Подлетает ко мне тетя Гретель и давай вокруг меня ахать-охать, словно от ее ахов-охов что-то измениться.

Ахала она, значит, охала. Большей частью, конечно, сетовала, что мой заботливый родитель в очередную военную командировку укатил, а дядя Генри из экспедиции своей до сих пор не вернулся. А тут, что охай, что ахай, а выход один.

От больницы Святого Доминика я тотчас отмахиваться стал, от всех остальных, впрочем, тоже. Побывал однажды со сломанной рукой в одной такой больнице – с лихвой хватило! В общем, упросил везти меня в Аглаэре, пообещав, что меня там примут как родного даже при отсутствии заботливого родителя. Поверила.

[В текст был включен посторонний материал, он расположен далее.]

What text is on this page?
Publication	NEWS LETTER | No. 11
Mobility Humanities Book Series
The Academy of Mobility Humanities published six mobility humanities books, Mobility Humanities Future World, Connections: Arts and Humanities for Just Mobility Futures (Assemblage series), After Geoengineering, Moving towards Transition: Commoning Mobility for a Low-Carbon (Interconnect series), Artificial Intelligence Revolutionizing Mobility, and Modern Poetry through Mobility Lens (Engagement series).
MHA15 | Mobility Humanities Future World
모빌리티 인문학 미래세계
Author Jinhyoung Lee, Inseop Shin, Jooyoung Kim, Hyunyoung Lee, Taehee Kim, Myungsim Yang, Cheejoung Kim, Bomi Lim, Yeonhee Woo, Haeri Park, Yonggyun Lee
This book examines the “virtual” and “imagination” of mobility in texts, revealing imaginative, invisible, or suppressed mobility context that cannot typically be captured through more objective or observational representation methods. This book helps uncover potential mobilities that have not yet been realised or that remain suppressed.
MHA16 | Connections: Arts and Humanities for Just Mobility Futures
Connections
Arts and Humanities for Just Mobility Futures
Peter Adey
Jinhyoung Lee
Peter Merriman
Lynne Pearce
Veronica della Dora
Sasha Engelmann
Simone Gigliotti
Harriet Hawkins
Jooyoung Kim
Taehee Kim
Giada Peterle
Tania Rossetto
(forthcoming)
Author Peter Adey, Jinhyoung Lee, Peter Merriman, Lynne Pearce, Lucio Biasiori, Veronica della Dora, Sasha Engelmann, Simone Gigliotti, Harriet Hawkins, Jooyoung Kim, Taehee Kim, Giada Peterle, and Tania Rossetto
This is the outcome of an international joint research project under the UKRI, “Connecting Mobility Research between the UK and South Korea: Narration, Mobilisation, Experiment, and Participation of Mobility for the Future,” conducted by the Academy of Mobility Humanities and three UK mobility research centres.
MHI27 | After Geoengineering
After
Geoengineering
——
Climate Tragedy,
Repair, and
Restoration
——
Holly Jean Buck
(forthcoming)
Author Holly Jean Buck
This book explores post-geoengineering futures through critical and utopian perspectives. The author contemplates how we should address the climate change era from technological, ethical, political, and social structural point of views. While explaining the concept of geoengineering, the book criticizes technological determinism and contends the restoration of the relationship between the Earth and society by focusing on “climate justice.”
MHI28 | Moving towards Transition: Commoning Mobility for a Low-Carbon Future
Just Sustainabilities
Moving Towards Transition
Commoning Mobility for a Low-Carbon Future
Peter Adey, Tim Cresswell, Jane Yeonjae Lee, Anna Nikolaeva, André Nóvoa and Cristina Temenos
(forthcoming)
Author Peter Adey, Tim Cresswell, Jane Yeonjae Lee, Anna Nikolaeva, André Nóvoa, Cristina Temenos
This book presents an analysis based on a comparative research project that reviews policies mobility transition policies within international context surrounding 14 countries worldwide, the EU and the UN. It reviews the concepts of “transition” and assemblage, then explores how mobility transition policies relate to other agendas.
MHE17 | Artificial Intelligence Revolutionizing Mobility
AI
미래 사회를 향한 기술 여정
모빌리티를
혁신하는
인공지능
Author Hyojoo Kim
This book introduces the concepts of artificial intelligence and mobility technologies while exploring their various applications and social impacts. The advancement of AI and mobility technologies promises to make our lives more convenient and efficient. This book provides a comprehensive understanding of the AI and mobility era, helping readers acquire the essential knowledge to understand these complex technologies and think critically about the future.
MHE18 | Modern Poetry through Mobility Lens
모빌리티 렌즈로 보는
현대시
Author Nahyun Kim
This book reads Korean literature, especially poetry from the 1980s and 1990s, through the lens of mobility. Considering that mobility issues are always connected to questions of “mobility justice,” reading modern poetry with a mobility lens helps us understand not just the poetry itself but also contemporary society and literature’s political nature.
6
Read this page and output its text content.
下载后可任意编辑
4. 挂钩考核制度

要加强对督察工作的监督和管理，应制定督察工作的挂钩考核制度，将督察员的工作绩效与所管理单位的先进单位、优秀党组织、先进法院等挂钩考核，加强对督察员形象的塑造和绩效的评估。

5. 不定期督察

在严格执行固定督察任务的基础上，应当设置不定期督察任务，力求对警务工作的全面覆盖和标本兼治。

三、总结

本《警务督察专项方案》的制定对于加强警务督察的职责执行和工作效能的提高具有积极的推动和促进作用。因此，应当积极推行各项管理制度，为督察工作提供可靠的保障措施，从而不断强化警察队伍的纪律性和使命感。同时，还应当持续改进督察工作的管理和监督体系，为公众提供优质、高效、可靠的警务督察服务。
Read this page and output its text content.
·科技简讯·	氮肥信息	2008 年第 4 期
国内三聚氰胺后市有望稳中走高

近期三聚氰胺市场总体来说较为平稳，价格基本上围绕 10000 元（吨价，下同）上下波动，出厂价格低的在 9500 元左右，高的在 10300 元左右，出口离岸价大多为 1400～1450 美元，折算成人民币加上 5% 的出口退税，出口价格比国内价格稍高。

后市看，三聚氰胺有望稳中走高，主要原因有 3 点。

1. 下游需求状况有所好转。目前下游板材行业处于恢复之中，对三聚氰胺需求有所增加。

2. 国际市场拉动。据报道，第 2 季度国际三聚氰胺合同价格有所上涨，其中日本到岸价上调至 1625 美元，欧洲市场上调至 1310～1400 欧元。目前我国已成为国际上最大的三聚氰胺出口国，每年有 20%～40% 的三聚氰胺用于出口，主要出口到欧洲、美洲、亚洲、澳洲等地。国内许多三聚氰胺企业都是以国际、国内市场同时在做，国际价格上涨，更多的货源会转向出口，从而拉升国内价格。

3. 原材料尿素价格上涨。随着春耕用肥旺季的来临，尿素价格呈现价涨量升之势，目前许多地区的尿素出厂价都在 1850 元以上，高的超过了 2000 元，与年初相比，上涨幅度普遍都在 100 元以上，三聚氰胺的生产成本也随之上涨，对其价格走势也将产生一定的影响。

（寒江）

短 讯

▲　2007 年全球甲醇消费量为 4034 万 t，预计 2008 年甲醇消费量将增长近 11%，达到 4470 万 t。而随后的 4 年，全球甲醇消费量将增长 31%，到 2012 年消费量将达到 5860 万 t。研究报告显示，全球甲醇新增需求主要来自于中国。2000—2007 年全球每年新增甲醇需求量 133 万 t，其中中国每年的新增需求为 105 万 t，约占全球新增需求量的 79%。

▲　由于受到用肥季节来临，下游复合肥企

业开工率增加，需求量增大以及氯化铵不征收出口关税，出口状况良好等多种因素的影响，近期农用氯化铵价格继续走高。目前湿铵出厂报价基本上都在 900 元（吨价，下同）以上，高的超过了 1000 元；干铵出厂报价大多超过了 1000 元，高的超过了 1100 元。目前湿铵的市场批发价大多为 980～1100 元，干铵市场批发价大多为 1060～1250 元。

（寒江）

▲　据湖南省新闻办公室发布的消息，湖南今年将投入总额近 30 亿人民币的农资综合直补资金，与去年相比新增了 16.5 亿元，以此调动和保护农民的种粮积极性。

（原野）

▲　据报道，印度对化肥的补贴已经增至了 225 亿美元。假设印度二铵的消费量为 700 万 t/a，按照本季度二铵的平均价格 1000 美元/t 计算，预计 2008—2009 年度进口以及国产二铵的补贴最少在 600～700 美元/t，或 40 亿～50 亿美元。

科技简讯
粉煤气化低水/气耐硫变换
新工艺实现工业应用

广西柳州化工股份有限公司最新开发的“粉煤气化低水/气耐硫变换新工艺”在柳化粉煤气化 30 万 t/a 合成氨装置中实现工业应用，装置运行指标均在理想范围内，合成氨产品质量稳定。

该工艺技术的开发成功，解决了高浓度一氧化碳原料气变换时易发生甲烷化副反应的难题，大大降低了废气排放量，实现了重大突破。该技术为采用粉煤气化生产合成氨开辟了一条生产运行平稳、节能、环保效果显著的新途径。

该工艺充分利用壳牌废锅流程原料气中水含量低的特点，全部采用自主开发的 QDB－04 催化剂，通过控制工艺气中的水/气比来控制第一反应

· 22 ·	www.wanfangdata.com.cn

До чего же красив Аглаэре в разгар зимы! Выставочные пушки инеем-снежком серебрятся, кусты-клумбы под снежными шапками спят, крыши больничных корпусов белее-белого. Не военный госпиталь, а сказка, одним словом!

Проходим было за ворота, а нас не пускают. Во, бдительность какая! Тетя Гретель стоит в онемении от такого радушного приемчика, но ей простительно – она с военным делом никоем образом не знакома, а я давай постовым объяснять, что я есть сыночек военного хирурга Аллесандро Спейчери. Признали! Подивились, как я подрос. Ну конечно, четырнадцать, как никак, исполняется! Это вам не хухры-мухры!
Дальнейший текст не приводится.